I want to pull out capitalized words that don't start a sentence along with the previous and following word.
我想把大写的词和前面和后面的词放在一起。
I'm using:
我用的是:
(\w*)\b([A-Z][a-z]\w*)\b(\w*)
replace with:
替换为:
$1 -- $2 -- $3
Edit: It's only returning the $2. Will try suggestions.
编辑:它只返回2美元。会建议。
And regarding natural language? Don't care for this thing. I just want to see where capitals show up in a sentence so I can figure out if they're proper or not.
和关于自然语言吗?别管这事。我只是想知道一个句子中大写字母的位置,这样我就能知道它们是否正确。
2 个解决方案
#1
2
How about this?
这个怎么样?
([a-zA-Z]+)\s([A-Z][a-z]*)\s([a-zA-Z]+)
This doesn't take into account anything non-alphabetic though. It also assumes that all words are separated by a single whitespace character. You will need to modify it if you want more complex support.
这并没有考虑到任何非字母。它还假设所有单词都由一个空格字符分隔。如果需要更复杂的支持,则需要对其进行修改。
#2
1
Right now your regex fails because the \b
can never match. It matches only between alphanumeric and non-alphanumeric characters; therefore it can never match between \w*
and [A-Z]
or another \w*
.
现在您的regex失败了,因为\b永远不能匹配。它只匹配字母数字字符和非字母数字字符;因此,它永远不能在\w*和[A-Z]或另一个\w*之间匹配。
So, you need some other (=non-alphanumeric) characters between your words:
因此,你需要在你的单词之间添加一些其他(非字母数字)字符:
Try
试一试
(\w*)\W+([A-Z][a-z]\w*)\W+(\w*)
although (if your regex engine allows using Unicode properties), you might be happier with
虽然(如果您的regex引擎允许使用Unicode属性),但是您可能更喜欢使用它
(\w*)\W+(\p{Lu}\p{Ll}\w*)\W+(\w*)
As written, only capitalized words of length 2 or more are matched, i. e. "I" (as in "me") will not be matched by this. I suppose you inserted the [a-z]
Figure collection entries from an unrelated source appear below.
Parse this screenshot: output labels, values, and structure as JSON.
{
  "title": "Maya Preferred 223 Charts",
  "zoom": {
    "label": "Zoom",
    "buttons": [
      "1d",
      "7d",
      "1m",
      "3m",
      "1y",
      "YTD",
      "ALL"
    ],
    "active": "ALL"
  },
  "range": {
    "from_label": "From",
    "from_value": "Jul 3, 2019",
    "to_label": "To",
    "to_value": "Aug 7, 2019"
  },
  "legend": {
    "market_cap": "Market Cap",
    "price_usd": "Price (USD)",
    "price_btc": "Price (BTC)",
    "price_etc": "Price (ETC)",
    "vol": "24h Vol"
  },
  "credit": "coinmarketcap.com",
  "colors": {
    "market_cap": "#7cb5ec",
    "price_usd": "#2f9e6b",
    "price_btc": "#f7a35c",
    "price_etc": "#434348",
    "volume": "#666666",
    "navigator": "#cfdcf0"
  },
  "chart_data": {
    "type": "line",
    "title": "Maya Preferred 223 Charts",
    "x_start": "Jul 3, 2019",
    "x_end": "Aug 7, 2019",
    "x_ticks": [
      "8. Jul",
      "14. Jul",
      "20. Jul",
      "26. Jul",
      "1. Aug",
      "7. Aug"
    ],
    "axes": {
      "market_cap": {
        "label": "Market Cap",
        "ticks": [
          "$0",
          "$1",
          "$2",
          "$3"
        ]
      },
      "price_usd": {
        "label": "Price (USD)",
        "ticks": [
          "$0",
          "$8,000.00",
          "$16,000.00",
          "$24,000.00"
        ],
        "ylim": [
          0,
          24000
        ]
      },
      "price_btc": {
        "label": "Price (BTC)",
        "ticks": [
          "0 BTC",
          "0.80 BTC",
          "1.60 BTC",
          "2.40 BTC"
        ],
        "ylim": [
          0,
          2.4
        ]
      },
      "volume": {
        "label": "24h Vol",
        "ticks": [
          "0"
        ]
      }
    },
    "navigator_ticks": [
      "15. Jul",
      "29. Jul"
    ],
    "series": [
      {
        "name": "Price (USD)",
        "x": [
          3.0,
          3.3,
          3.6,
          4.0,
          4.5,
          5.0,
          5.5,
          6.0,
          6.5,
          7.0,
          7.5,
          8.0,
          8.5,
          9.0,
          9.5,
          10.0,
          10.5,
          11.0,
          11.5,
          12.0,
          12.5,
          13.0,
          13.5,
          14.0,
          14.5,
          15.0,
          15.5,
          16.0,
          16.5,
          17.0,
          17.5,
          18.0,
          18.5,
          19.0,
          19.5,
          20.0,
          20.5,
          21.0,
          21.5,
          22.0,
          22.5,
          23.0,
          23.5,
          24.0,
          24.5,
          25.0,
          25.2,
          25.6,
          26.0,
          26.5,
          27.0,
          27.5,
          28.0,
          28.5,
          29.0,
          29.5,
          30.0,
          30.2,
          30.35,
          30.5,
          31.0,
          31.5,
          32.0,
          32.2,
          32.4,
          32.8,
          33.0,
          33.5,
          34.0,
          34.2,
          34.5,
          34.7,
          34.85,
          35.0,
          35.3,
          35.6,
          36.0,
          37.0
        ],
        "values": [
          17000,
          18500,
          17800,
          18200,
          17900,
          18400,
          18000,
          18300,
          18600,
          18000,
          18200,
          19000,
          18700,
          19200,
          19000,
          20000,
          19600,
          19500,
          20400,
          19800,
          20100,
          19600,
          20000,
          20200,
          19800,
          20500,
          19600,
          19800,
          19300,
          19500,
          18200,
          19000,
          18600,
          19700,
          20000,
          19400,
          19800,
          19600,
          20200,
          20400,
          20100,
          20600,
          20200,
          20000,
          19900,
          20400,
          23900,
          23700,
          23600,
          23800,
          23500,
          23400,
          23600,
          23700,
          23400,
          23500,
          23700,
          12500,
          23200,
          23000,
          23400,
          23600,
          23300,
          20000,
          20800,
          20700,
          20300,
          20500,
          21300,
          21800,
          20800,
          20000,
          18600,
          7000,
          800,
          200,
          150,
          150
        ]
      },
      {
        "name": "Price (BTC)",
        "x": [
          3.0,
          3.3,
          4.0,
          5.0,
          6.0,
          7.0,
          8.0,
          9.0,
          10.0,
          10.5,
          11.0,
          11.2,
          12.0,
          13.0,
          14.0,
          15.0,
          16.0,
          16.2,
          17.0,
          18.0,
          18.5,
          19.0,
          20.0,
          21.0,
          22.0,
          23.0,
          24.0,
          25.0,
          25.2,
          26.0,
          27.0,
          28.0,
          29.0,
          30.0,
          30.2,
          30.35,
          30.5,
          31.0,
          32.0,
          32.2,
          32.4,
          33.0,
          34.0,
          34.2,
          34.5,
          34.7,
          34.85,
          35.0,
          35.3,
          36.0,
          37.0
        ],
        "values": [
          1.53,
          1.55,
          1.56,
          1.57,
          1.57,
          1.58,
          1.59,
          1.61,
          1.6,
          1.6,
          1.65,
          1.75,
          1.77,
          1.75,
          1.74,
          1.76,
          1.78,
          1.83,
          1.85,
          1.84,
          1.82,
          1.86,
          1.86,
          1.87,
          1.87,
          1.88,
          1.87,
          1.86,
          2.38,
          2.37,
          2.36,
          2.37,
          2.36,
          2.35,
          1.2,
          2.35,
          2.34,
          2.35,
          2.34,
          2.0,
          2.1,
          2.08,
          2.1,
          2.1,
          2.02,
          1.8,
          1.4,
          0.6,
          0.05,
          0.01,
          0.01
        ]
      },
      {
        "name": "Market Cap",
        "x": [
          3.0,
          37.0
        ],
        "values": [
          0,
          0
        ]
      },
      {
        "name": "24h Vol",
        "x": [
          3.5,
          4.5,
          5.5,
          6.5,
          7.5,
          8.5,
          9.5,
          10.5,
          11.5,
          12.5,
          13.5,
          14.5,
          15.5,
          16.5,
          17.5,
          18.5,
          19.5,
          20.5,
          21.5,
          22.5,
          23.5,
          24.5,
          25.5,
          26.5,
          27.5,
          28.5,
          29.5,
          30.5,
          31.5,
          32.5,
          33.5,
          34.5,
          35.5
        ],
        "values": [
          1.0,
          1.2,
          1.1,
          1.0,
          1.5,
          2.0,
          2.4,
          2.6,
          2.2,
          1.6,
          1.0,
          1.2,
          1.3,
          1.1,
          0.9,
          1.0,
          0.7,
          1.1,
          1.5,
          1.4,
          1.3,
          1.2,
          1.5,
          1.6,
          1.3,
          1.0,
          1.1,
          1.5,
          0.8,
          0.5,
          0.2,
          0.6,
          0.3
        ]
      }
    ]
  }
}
to avoid matches like "IBM"? Or what was your intention?
如所写,只有大写的长度为2或2以上的词才能匹配,即。“我”(和“我”一样)不会被这个匹配。我想你插入[a-z]以避免像“IBM”这样的匹配?或者你的意图是什么?
#1
2
How about this?
这个怎么样?
([a-zA-Z]+)\s([A-Z][a-z]*)\s([a-zA-Z]+)
This doesn't take into account anything non-alphabetic though. It also assumes that all words are separated by a single whitespace character. You will need to modify it if you want more complex support.
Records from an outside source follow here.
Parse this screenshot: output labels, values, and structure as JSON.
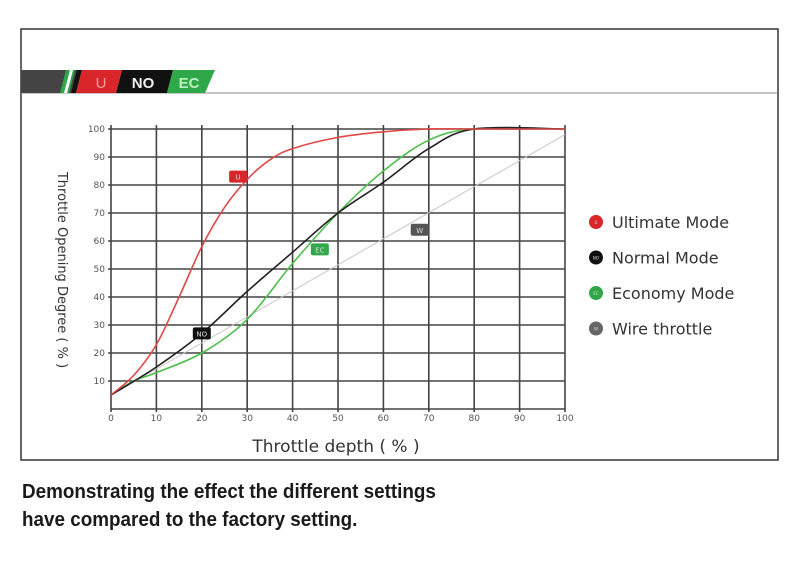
{
  "logo": {
    "badges": [
      "U",
      "NO",
      "EC"
    ],
    "colors": {
      "U": "#d8262b",
      "NO": "#111111",
      "EC": "#2fa84a",
      "bar": "#444444"
    }
  },
  "chart_data": {
    "type": "line",
    "title": "",
    "xlabel": "Throttle depth ( % )",
    "ylabel": "Throttle Opening Degree ( % )",
    "xlim": [
      0,
      100
    ],
    "ylim": [
      0,
      100
    ],
    "xticks": [
      "0",
      "10",
      "20",
      "30",
      "40",
      "50",
      "60",
      "70",
      "80",
      "90",
      "100"
    ],
    "yticks": [
      "10",
      "20",
      "30",
      "40",
      "50",
      "60",
      "70",
      "80",
      "90",
      "100"
    ],
    "grid": true,
    "legend_position": "right",
    "series": [
      {
        "name": "Ultimate Mode",
        "badge": "U",
        "color": "#e04848",
        "label_at": [
          28,
          83
        ],
        "x": [
          0,
          5,
          10,
          15,
          20,
          25,
          30,
          35,
          40,
          50,
          60,
          70,
          80,
          100
        ],
        "y": [
          5,
          12,
          23,
          40,
          58,
          72,
          82,
          89,
          93,
          97,
          99,
          100,
          100,
          100
        ]
      },
      {
        "name": "Normal Mode",
        "badge": "NO",
        "color": "#222222",
        "label_at": [
          20,
          27
        ],
        "x": [
          0,
          10,
          20,
          30,
          40,
          50,
          60,
          70,
          80,
          100
        ],
        "y": [
          5,
          15,
          27,
          42,
          56,
          70,
          81,
          93,
          100,
          100
        ]
      },
      {
        "name": "Economy Mode",
        "badge": "EC",
        "color": "#4cbf4c",
        "label_at": [
          46,
          57
        ],
        "x": [
          0,
          5,
          10,
          20,
          30,
          40,
          50,
          60,
          70,
          80,
          100
        ],
        "y": [
          5,
          10,
          13,
          20,
          32,
          52,
          70,
          85,
          96,
          100,
          100
        ]
      },
      {
        "name": "Wire throttle",
        "badge": "W",
        "color": "#c8c8c8",
        "label_at": [
          68,
          64
        ],
        "x": [
          0,
          100
        ],
        "y": [
          5,
          98
        ]
      }
    ],
    "legend_dot_colors": [
      "#d8262b",
      "#111111",
      "#2fa84a",
      "#666666"
    ]
  },
  "caption": {
    "line1": "Demonstrating the effect the different settings",
    "line2": "have compared to the factory setting."
  }
}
这并没有考虑到任何非字母。它还假设所有单词都由一个空格字符分隔。如果需要更复杂的支持,则需要对其进行修改。
#2
1
Right now your regex fails because the \b
can never match. It matches only between alphanumeric and non-alphanumeric characters; therefore it can never match between \w*
and [A-Z]
or another \w*
.
现在您的regex失败了,因为\b永远不能匹配。它只匹配字母数字字符和非字母数字字符;因此,它永远不能在\w*和[A-Z]或另一个\w*之间匹配。
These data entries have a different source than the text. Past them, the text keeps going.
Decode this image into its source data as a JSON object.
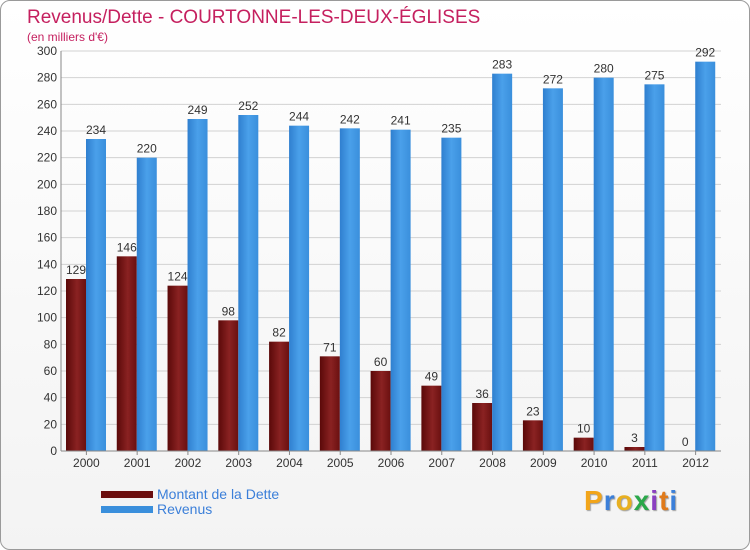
{
  "header": {
    "title": "Revenus/Dette - COURTONNE-LES-DEUX-ÉGLISES",
    "subtitle": "(en milliers d'€)"
  },
  "colors": {
    "title": "#c5205f",
    "dette": "#7a1a1a",
    "revenus": "#3a8fdc",
    "grid": "#d0d0d0"
  },
  "legend": {
    "items": [
      {
        "label": "Montant de la Dette",
        "color": "#6b0e0e"
      },
      {
        "label": "Revenus",
        "color": "#3a8fdc"
      }
    ]
  },
  "brand": {
    "text": "Proxiti",
    "icon": "proxiti-logo"
  },
  "chart_data": {
    "type": "bar",
    "categories": [
      "2000",
      "2001",
      "2002",
      "2003",
      "2004",
      "2005",
      "2006",
      "2007",
      "2008",
      "2009",
      "2010",
      "2011",
      "2012"
    ],
    "series": [
      {
        "name": "Montant de la Dette",
        "values": [
          129,
          146,
          124,
          98,
          82,
          71,
          60,
          49,
          36,
          23,
          10,
          3,
          0
        ]
      },
      {
        "name": "Revenus",
        "values": [
          234,
          220,
          249,
          252,
          244,
          242,
          241,
          235,
          283,
          272,
          280,
          275,
          292
        ]
      }
    ],
    "ylim": [
      0,
      300
    ],
    "yticks": [
      0,
      20,
      40,
      60,
      80,
      100,
      120,
      140,
      160,
      180,
      200,
      220,
      240,
      260,
      280,
      300
    ],
    "grid": true,
    "legend_position": "bottom-left",
    "data_labels": true
  }
}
So, you need some other (=non-alphanumeric) characters between your words:
因此,你需要在你的单词之间添加一些其他(非字母数字)字符:
Try
试一试
(\w*)\W+([A-Z][a-z]\w*)\W+(\w*)
although (if your regex engine allows using Unicode properties), you might be happier with
虽然(如果您的regex引擎允许使用Unicode属性),但是您可能更喜欢使用它
(\w*)\W+(\p{Lu}\p{Ll}\w*)\W+(\w*)
As written, only capitalized words of length 2 or more are matched, i. e. "I" (as in "me") will not be matched by this. I suppose you inserted the [a-z]
to avoid matches like "IBM"? Or what was your intention?
如所写,只有大写的长度为2或2以上的词才能匹配,即。“我”(和“我”一样)不会被这个匹配。我想你插入[a-z]以避免像“IBM”这样的匹配?或者你的意图是什么?